La casa está cerca de un expendio de drogas, atravesada por enfrentamientos recientes entre traficantes. Hasta el último día del viaje le insistí a César que me llevara, pero no cedió, y aunque lo intenté por mi cuenta —un entusiasta que conocí en un bar me dijo que trabajaba cerca y que me llevaría, pero luego desapareció—, al final no conseguí ir. Me quedaba entonces el consuelo de visitar la tumba de Ismael en Villa Palmeras, otro sector de Santurce donde los muertos no amenazan a nadie.
En el entierro de Cortijo los muertos fueron dos. Maelo también murió ese día, aunque fuera enterrado cinco años después. Su voz ronca y desgastada nunca más volvió a cantar. El perfectísimo silencio de la muerte es aún más aterrador en vida. Y sin embargo, Ismael sigue vivo, como un náufrago que no deja de cantar. En la descripción de la ausencia hay algo de ternura, que no sé si a veces se confunde con la melancolía.

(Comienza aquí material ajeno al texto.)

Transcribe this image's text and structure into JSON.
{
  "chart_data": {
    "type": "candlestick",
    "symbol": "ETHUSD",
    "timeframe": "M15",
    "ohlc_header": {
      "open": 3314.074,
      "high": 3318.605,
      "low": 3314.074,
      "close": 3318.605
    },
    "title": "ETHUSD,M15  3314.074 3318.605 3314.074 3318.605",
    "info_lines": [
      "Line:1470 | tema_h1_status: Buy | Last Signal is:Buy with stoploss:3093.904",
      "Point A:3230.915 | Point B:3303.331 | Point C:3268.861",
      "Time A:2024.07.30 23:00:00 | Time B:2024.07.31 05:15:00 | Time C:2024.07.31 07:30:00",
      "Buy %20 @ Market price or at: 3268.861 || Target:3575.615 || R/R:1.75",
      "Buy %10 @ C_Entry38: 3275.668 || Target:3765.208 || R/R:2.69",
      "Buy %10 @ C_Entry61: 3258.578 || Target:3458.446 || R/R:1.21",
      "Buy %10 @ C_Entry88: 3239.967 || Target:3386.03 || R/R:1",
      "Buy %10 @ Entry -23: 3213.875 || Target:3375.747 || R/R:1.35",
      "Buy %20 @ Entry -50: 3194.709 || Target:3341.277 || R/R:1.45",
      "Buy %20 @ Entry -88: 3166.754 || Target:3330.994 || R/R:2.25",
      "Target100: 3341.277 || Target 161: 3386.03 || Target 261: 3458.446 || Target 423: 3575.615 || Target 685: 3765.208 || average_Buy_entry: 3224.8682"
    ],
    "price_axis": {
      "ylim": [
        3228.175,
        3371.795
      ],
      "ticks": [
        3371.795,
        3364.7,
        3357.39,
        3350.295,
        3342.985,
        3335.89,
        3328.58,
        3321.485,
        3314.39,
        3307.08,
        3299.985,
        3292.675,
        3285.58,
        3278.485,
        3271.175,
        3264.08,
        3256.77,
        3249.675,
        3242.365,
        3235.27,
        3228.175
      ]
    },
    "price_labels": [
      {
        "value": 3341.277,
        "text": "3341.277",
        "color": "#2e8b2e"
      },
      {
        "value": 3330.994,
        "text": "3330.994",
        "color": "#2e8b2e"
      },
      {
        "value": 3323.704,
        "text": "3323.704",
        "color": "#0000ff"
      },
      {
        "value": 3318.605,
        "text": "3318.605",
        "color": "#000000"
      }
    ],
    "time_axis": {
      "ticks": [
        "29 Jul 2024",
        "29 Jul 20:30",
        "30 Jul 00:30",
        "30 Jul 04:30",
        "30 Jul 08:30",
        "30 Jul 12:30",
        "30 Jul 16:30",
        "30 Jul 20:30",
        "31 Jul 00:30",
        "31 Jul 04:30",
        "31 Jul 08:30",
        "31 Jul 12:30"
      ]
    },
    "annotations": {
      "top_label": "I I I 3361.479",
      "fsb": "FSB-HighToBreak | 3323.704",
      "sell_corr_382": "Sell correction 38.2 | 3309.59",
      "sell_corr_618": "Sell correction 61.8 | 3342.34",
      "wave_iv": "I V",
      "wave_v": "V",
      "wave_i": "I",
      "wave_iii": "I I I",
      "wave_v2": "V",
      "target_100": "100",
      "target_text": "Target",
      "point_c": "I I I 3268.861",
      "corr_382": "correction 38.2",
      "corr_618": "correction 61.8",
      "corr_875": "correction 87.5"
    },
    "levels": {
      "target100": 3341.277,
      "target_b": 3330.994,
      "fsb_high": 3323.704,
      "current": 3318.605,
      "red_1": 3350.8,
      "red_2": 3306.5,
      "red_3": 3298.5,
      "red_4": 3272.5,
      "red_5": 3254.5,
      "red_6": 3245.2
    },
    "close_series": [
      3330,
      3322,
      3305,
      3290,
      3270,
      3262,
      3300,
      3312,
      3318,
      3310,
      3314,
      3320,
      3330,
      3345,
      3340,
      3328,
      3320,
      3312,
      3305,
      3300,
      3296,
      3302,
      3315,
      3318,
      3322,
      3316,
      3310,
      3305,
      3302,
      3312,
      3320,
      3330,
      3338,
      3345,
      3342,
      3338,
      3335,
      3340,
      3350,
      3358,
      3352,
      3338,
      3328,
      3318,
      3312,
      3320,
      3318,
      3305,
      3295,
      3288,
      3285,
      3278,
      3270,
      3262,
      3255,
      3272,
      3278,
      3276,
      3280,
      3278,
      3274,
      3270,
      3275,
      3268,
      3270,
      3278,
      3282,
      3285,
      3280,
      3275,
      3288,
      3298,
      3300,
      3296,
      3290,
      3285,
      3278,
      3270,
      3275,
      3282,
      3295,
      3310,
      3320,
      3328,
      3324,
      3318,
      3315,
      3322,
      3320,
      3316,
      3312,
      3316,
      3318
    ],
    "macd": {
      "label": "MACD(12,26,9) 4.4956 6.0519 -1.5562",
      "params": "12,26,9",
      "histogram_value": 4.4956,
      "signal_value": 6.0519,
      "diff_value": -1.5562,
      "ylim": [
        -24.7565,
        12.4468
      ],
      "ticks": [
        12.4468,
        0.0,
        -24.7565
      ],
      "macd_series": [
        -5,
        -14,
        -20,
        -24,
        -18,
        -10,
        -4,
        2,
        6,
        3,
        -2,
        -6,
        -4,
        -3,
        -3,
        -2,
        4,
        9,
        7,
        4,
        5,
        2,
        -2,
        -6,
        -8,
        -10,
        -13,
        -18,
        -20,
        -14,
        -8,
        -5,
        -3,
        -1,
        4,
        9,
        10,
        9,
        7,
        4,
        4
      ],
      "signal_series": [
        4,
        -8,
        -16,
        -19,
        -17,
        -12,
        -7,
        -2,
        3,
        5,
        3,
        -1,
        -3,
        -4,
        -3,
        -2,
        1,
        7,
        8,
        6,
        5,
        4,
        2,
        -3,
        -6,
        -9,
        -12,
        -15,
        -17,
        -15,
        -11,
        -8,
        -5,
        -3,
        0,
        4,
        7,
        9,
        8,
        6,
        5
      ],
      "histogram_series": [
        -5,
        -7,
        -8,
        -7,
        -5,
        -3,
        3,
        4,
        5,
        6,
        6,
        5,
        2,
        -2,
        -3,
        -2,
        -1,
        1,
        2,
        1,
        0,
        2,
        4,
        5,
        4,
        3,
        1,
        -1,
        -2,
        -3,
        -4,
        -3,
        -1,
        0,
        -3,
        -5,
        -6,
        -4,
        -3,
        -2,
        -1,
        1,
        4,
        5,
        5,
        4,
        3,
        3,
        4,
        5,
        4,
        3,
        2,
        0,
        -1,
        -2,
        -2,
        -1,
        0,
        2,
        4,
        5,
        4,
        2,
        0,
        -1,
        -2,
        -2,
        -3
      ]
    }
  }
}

Maelo está frente a la tumba de Cortijo, su compadre musical, amigo de infancia y de raza, con quien cumplió el sueño de convertirse en cantante y con quien revolucionó los ritmos tradicionales de la isla llevándolos a todos los salones de baile. Antes de que cierren el féretro e inicie la procesión hacia el cementerio de Villa Palmeras en Santurce, Maelo está a punto de naufragar: “En todo dolor comunitario hay una pizca de narcisismo […]. Nada de compostura y sufrimiento interior para el Maelo, este dolor hay que testimoniarlo […] Que le da, que le da… La prima de Cortijo ya sabe que Maelo está a punto del llanto histérico. […] Está bien, Maelo, está bien, no, no, no puedes seguir así… Pasó de la ternura a la severidad cuando Maelo insistió en permanecer allí, en seguir tocando y besando a su amigo muerto…”, escribió Rodríguez Juliá en esa larga crónica que me pareció el Relato de un náufrago.

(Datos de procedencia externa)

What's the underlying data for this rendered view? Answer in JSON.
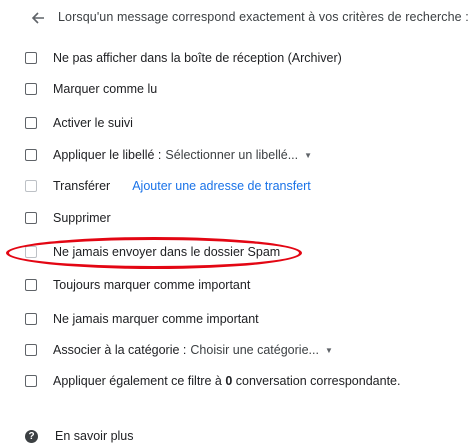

Y finalmente, como en el barrio donde vivieron, quedaron a pocos metros el uno del otro para la posteridad. Cortijo, a mano izquierda, muy cerca de la entrada del cementerio de Villa Palmeras, donde cruzando la calle están las casas y los talleres del barrio que los vio crecer, y Maelo unos metros más al fondo, a la derecha, cerca de un muro del cementerio que da a la parte trasera de más casas del barrio.

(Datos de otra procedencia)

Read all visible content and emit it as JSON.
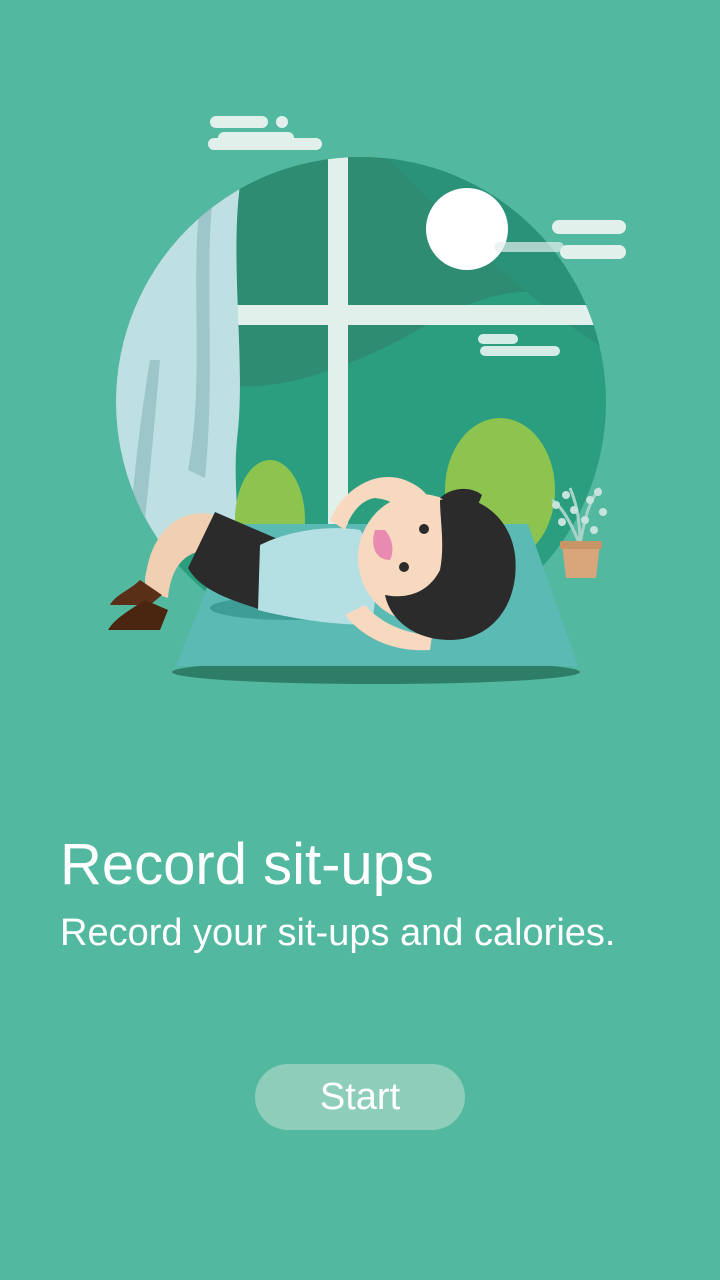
{
  "onboarding": {
    "title": "Record sit-ups",
    "subtitle": "Record your sit-ups and calories.",
    "start_button_label": "Start"
  },
  "illustration": {
    "description_icon": "person-doing-sit-ups-illustration"
  },
  "colors": {
    "background": "#52b8a0",
    "button": "#8fcdbb"
  }
}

—En esa foto debía tener unos 36 años, cuando salió de “Las Tumbas”, porque está gordo —me dijo César frente a la lápida de Ismael.
“De las tumbas quiero irme / no sé cuando pasará / las tumbas son pa los muertos y de muerto no tengo ná”… Ah, las ironías de la vida, hasta ese momento no sabía que The Thombs era el apodo del Centro de Detención de Manhattan, una de las cárceles en las que Maelo estuvo preso durante tres años y ocho meses, en dos prisiones de la isla y en dos de Estados Unidos.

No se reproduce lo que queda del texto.